Monday, March 16, 2009
How to Listen
Those who know each other well tend to anticipate each other's words and thoughts. Habitual communication creates a sense of almost-certainty about how the other is thinking and feeling. Often, these assumptions are not correct.
To take back projections and assumptions, one must become un-knowing. This is the basis for starting anew in relationships. One must un-know and ask, rather than assume.
Un-knowing and listening can be undertaken anytime, anywhere. To hear, attention must be directed to what another is saying and feeling, not to what the voice within one's own head is saying and feeling.

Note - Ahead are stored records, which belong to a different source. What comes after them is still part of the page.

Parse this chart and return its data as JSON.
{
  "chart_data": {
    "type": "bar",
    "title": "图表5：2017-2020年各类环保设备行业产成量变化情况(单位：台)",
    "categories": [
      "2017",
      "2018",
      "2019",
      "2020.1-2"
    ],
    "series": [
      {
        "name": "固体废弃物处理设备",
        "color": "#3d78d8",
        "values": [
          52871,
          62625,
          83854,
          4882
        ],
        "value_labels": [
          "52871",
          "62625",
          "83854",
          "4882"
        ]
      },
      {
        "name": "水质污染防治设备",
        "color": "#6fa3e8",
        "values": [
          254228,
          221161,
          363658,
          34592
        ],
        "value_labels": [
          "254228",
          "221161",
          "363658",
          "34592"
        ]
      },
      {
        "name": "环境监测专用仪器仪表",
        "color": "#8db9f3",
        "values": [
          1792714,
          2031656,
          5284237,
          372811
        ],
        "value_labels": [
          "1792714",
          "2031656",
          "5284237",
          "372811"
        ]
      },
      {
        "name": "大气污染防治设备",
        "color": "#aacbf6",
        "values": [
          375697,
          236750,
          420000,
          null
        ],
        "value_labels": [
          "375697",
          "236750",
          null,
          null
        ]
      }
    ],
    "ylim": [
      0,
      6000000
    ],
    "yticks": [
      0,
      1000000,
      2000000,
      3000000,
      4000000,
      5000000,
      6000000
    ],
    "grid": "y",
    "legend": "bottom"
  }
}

Here is the basis for moving beyond the ego. It is why religious orders, especially of the past, have taken vows of silence, namely, to separate from the motives that give rise to much common speaking and to improve the faculty of listening to both the human and the Divine.
Today, few take actual vows of outer silence, but many strive to take vows of inner silence. This is the silence of the mental process, the silence in which truth and compassion can emerge. The vow of inner silence reduces the power of the ego. It enables us to listen and to hear the voice of truth.
'Making a point' is not listening, it is striving to have one's own voice be heard.
'Being right' is not listening. It is assuring the ego that self-esteem and self-worth are still in place.
Being outwardly silent may involve listening, but it also may not. It may involve withdrawal and inattention.
To listen, one must let go of striving and let go of withdrawal. Pay attention. Hear with your heart. Hear the voice that speaks to you through the lips of another. Hear the pain and the beauty that lie within.
To join with another in their depth you must see them first and know who they are. Then you will know how to respond.